Hapalan cinta untuk anakmu!
"Eng.. hapalan ah, maka nikmat Tuhan kamu yang manakah yang kamu dustakan? Kan sebentar lagi Mayang ujian praktek bu." Jelasku.
Sejak kapan praktek hapalannya panjang? Pelajaran Agama hanya praktek Sholat dan membaca Al-Qur'an saja. Berbohong tidak baik, namun apa boleh buat jika sudah seperti ini. Tapi memang benar, laki-laki yang sedang berdiri di samping ibu Nay adalah nikmat di sore hari. Berarti aku tidak berbohong banyak.
"Oh iya, kapan kamu ujian?" tanyanya lagi
"Seminggu lagi, bu."
Lega kan May? Iya. Alhamdulillah.
Kak Furqon hanya mengangguk dan menyampirkan handuk putih itu di bahunya. Aku menggigit bibir bawahku, agar aku tidak kelepasan seperti tadi. Demi kodok di rawa-rawa, aku makin jatuh cinta dengan tetanggaku sendiri.
Seandainya dia peka terhadapku, dan menyapaku seperti dia menyapa yang lainnya, aku pasti melemparkan kode yang lebih ekstrim lagi.

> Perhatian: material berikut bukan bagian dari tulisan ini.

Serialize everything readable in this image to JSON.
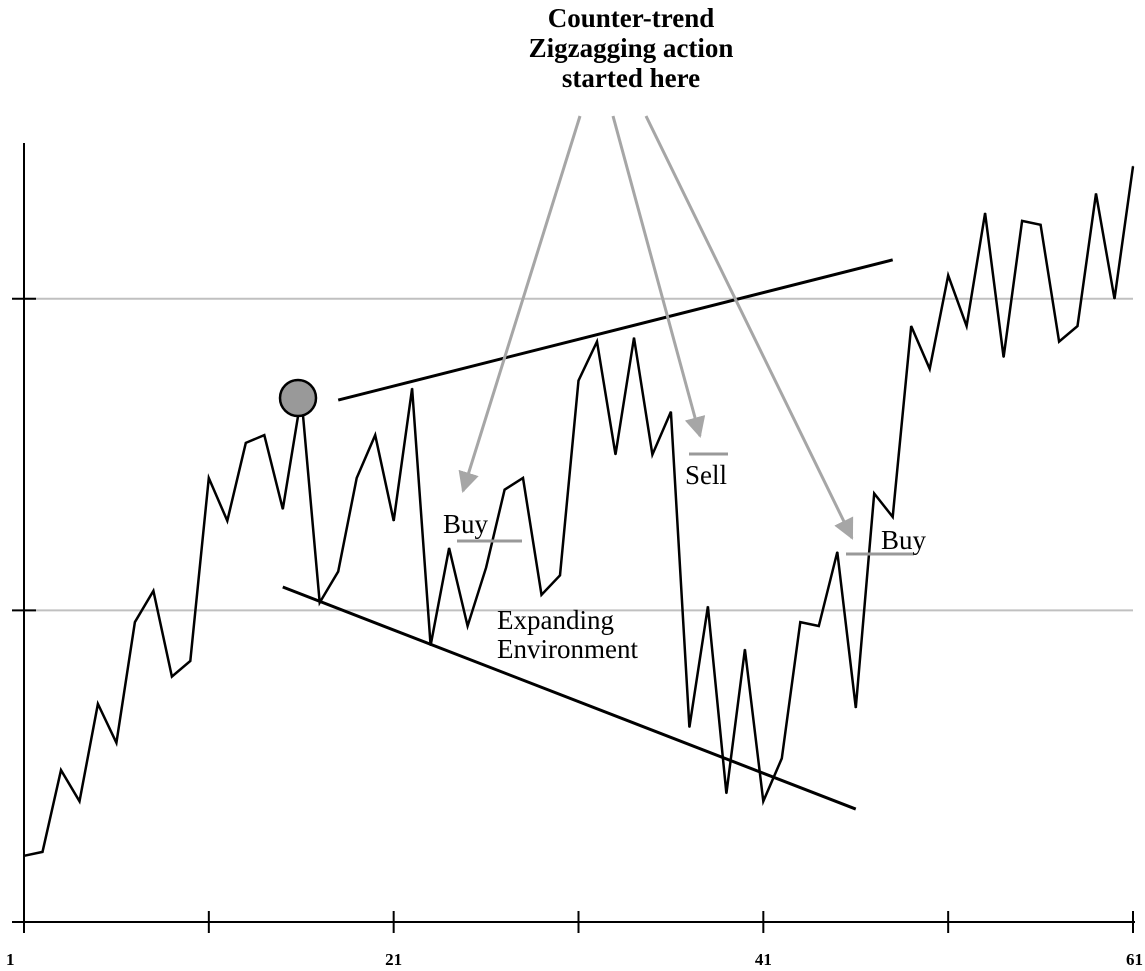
{
  "chart_data": {
    "type": "line",
    "title": "",
    "xlabel": "",
    "ylabel": "",
    "x_tick_labels": [
      "1",
      "21",
      "41",
      "61"
    ],
    "x_tick_values": [
      1,
      11,
      21,
      31,
      41,
      51,
      61
    ],
    "xlim": [
      1,
      61
    ],
    "ylim": [
      0,
      100
    ],
    "ygrid_values": [
      40,
      80
    ],
    "grid": false,
    "legend": "none",
    "series": [
      {
        "color": "#000000",
        "values": [
          8.5,
          9,
          19.5,
          15.5,
          28,
          23,
          38.5,
          42.5,
          31.5,
          33.5,
          57,
          51.5,
          61.5,
          62.5,
          53,
          67.5,
          41,
          45,
          57,
          62.5,
          51.5,
          68.5,
          35.5,
          48,
          38,
          45.5,
          55.5,
          57,
          42,
          44.5,
          69.5,
          74.5,
          60,
          75,
          60,
          65.5,
          25,
          40.5,
          16.5,
          35,
          15.5,
          21,
          38.5,
          38,
          47.5,
          27.5,
          55,
          52,
          76.5,
          71,
          83,
          76.5,
          91,
          72.5,
          90,
          89.5,
          74.5,
          76.5,
          93.5,
          80,
          97
        ]
      }
    ],
    "trendlines": [
      {
        "name": "upper",
        "from": [
          18,
          67
        ],
        "to": [
          48,
          85
        ]
      },
      {
        "name": "lower",
        "from": [
          15,
          43
        ],
        "to": [
          46,
          14.5
        ]
      }
    ],
    "marker": {
      "x": 16.5,
      "y": 67.5,
      "color": "#999999"
    },
    "annotations": {
      "headline": [
        "Counter-trend",
        "Zigzagging action",
        "started here"
      ],
      "expanding": [
        "Expanding",
        "Environment"
      ],
      "buy1": "Buy",
      "sell": "Sell",
      "buy2": "Buy"
    },
    "arrow_color": "#a6a6a6",
    "level_color": "#999999",
    "gridline_color": "#c0c0c0"
  }
}
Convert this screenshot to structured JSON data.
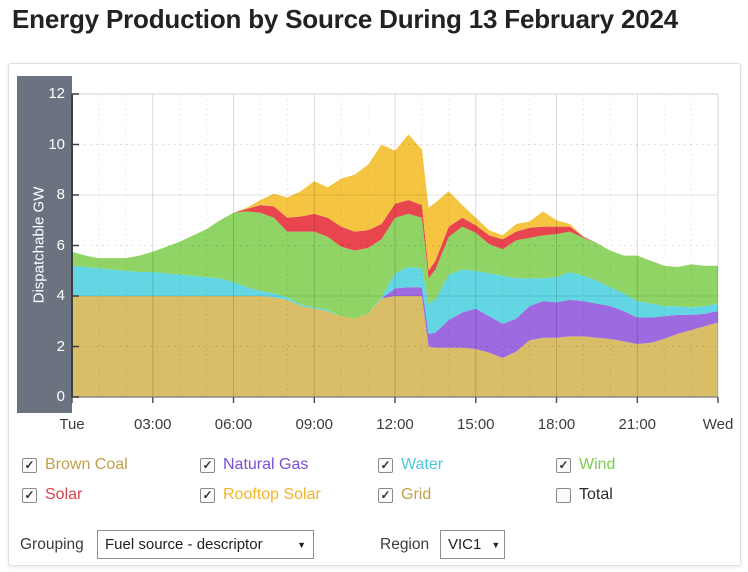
{
  "title": "Energy Production by Source During 13 February 2024",
  "y_axis": {
    "label": "Dispatchable GW",
    "ticks": [
      0,
      2,
      4,
      6,
      8,
      10,
      12
    ]
  },
  "x_axis": {
    "labels": [
      "Tue",
      "03:00",
      "06:00",
      "09:00",
      "12:00",
      "15:00",
      "18:00",
      "21:00",
      "Wed"
    ],
    "hours": [
      0,
      3,
      6,
      9,
      12,
      15,
      18,
      21,
      24
    ]
  },
  "legend": [
    {
      "label": "Brown Coal",
      "checked": true,
      "color": "#c2a04c"
    },
    {
      "label": "Natural Gas",
      "checked": true,
      "color": "#7a4ed2"
    },
    {
      "label": "Water",
      "checked": true,
      "color": "#4cc8de"
    },
    {
      "label": "Wind",
      "checked": true,
      "color": "#7ecb4f"
    },
    {
      "label": "Solar",
      "checked": true,
      "color": "#d7434c"
    },
    {
      "label": "Rooftop Solar",
      "checked": true,
      "color": "#f1b42a"
    },
    {
      "label": "Grid",
      "checked": true,
      "color": "#c2a04c"
    },
    {
      "label": "Total",
      "checked": false,
      "color": "#2b2b2b"
    }
  ],
  "controls": {
    "grouping_label": "Grouping",
    "grouping_value": "Fuel source - descriptor",
    "region_label": "Region",
    "region_value": "VIC1"
  },
  "colors": {
    "axis_band": "#6b7280",
    "panel_border": "#e0e0e0"
  },
  "chart_data": {
    "type": "area",
    "stacked": true,
    "title": "Energy Production by Source During 13 February 2024",
    "ylabel": "Dispatchable GW",
    "ylim": [
      0,
      12
    ],
    "xlim_hours": [
      0,
      24
    ],
    "grid": "on",
    "x_hours": [
      0,
      0.5,
      1,
      1.5,
      2,
      2.5,
      3,
      3.5,
      4,
      4.5,
      5,
      5.5,
      6,
      6.5,
      7,
      7.5,
      8,
      8.5,
      9,
      9.5,
      10,
      10.5,
      11,
      11.5,
      12,
      12.5,
      13,
      13.25,
      13.5,
      14,
      14.5,
      15,
      15.5,
      16,
      16.5,
      17,
      17.5,
      18,
      18.5,
      19,
      19.5,
      20,
      20.5,
      21,
      21.5,
      22,
      22.5,
      23,
      23.5,
      24
    ],
    "series": [
      {
        "name": "Brown Coal",
        "color": "#d9bd67",
        "values": [
          4,
          4,
          4,
          4,
          4,
          4,
          4,
          4,
          4,
          4,
          4,
          4,
          4,
          4,
          4,
          3.95,
          3.85,
          3.6,
          3.5,
          3.4,
          3.2,
          3.1,
          3.3,
          3.9,
          4,
          4,
          4,
          2,
          1.95,
          1.95,
          1.95,
          1.9,
          1.75,
          1.55,
          1.8,
          2.25,
          2.35,
          2.35,
          2.4,
          2.4,
          2.35,
          2.3,
          2.2,
          2.1,
          2.15,
          2.3,
          2.5,
          2.65,
          2.8,
          2.95
        ]
      },
      {
        "name": "Natural Gas",
        "color": "#9d6ae0",
        "values": [
          0,
          0,
          0,
          0,
          0,
          0,
          0,
          0,
          0,
          0,
          0,
          0,
          0,
          0,
          0,
          0,
          0,
          0,
          0,
          0,
          0,
          0,
          0,
          0,
          0.3,
          0.35,
          0.35,
          0.5,
          0.6,
          1.1,
          1.4,
          1.6,
          1.45,
          1.35,
          1.3,
          1.35,
          1.45,
          1.4,
          1.45,
          1.4,
          1.35,
          1.3,
          1.2,
          1.05,
          1,
          0.9,
          0.75,
          0.6,
          0.5,
          0.45
        ]
      },
      {
        "name": "Water",
        "color": "#62d6e3",
        "values": [
          1.2,
          1.15,
          1.1,
          1.05,
          1,
          0.95,
          0.95,
          0.9,
          0.85,
          0.8,
          0.75,
          0.7,
          0.55,
          0.35,
          0.2,
          0.15,
          0.1,
          0.05,
          0.05,
          0.05,
          0,
          0,
          0,
          0.05,
          0.6,
          0.8,
          0.75,
          1.2,
          1.3,
          1.8,
          1.7,
          1.5,
          1.7,
          1.9,
          1.6,
          1.1,
          0.9,
          1,
          1.1,
          1,
          0.9,
          0.75,
          0.7,
          0.65,
          0.55,
          0.4,
          0.35,
          0.3,
          0.3,
          0.3
        ]
      },
      {
        "name": "Wind",
        "color": "#8fd465",
        "values": [
          0.55,
          0.45,
          0.4,
          0.45,
          0.5,
          0.65,
          0.8,
          1.05,
          1.3,
          1.6,
          1.9,
          2.3,
          2.75,
          3,
          3.1,
          3,
          2.6,
          2.9,
          3,
          2.9,
          2.75,
          2.7,
          2.6,
          2.3,
          2.2,
          2.1,
          2,
          1,
          1.2,
          1.5,
          1.7,
          1.5,
          1.15,
          1.05,
          1.5,
          1.6,
          1.7,
          1.7,
          1.6,
          1.5,
          1.5,
          1.45,
          1.5,
          1.8,
          1.7,
          1.6,
          1.55,
          1.7,
          1.6,
          1.5
        ]
      },
      {
        "name": "Solar",
        "color": "#e8454f",
        "values": [
          0,
          0,
          0,
          0,
          0,
          0,
          0,
          0,
          0,
          0,
          0,
          0,
          0,
          0.1,
          0.3,
          0.45,
          0.55,
          0.6,
          0.7,
          0.75,
          0.8,
          0.75,
          0.7,
          0.6,
          0.55,
          0.55,
          0.5,
          0.3,
          0.35,
          0.4,
          0.35,
          0.3,
          0.35,
          0.4,
          0.35,
          0.4,
          0.35,
          0.3,
          0.2,
          0.05,
          0,
          0,
          0,
          0,
          0,
          0,
          0,
          0,
          0,
          0
        ]
      },
      {
        "name": "Rooftop Solar",
        "color": "#f5c542",
        "values": [
          0,
          0,
          0,
          0,
          0,
          0,
          0,
          0,
          0,
          0,
          0,
          0,
          0,
          0.05,
          0.2,
          0.5,
          0.8,
          1,
          1.3,
          1.2,
          1.9,
          2.25,
          2.6,
          3.15,
          2.1,
          2.6,
          2.2,
          2.5,
          2.3,
          1.4,
          0.5,
          0.3,
          0.2,
          0.15,
          0.3,
          0.25,
          0.6,
          0.25,
          0.1,
          0,
          0,
          0,
          0,
          0,
          0,
          0,
          0,
          0,
          0,
          0
        ]
      },
      {
        "name": "Grid",
        "color": "#d9bd67",
        "values": [
          0,
          0,
          0,
          0,
          0,
          0,
          0,
          0,
          0,
          0,
          0,
          0,
          0,
          0,
          0,
          0,
          0,
          0,
          0,
          0,
          0,
          0,
          0,
          0,
          0,
          0,
          0,
          0,
          0,
          0,
          0,
          0,
          0,
          0,
          0,
          0,
          0,
          0,
          0,
          0,
          0,
          0,
          0,
          0,
          0,
          0,
          0,
          0,
          0,
          0
        ]
      }
    ]
  }
}
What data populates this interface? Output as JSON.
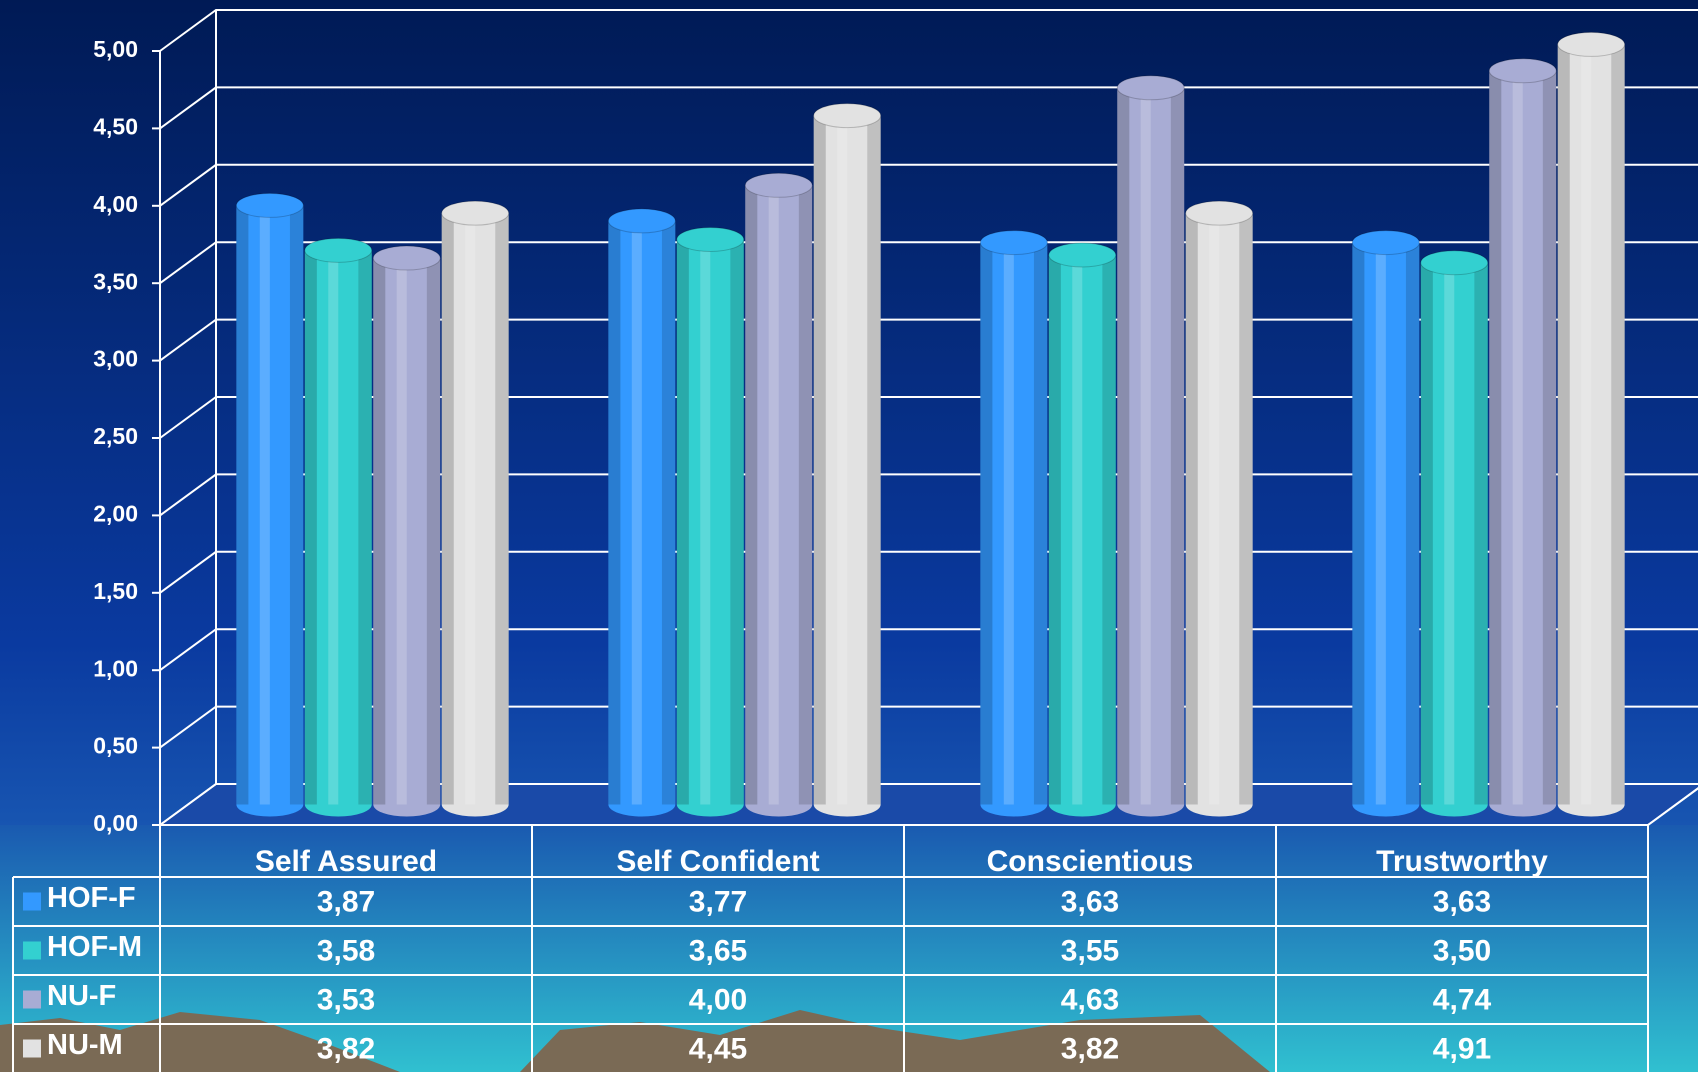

Tetapi tidak dengan memberinya makanan.
Oh dia beda jauh dari Qidham yang selalu menerima banyak coklat. Yang ini berbeda seratus delapan puluh derajat.
Kak Furqon gak akan nerima apa pun makanan dari perempuan yang menurut dia, perempuan itu mengejarnya. Bu Nay pernah bilang, bahwa kak Furqon lebih suka mengejar daripada dikejar. Yang artinya aku jangan terlihat mengejarnya.
"Oh iya Bu, di kamarku banyak banget origami. Udah Mas kumpulin sih ditaruh tempat sampah dapur. Memangnya akhir-akhir ini banyak anak kecil di sekitar sini ya?"
What?! Itu origami berisi doa gue ada di tempat sampah. Ya Allah, kapan kamu peka kak? Itu origami aku.
Setelah selama seminggu ini aku senang, bahwa origamiku tidak terbuang oleh ibunya, tetapi malah dibuang dengan tangannya sendiri. Rasanya air mata sudah ingin menelusuri pipi chubbyku.
"Memangnya kakak gak suka origami?" tanyaku pelan. Berharap dia bisa mendengar.
Kak Furqon menatapku sebentar, lalu tersenyum hangat. "Aku menyukainya bila anak itu memberinya secara baik-baik. Bukan melemparnya ke sembarang tempat."
Kali ini dewi batinku saling mengeluarkan pikirannya. Membuatku galau. Apa aku harus menangis sedih atau menangis bahagia. Secara dia baru saja menjawab pertanyaanku dan memberi senyuman yang dapat membuatku meleleh seketika.
Aku harus bilang sesuatu. Iya sesuatu. Biar dia mau mengobrol terus denganku.
"Memangnya kenapa?"
Dia hanya menatapku sebentar dan langsung berlalu ke rumahnya.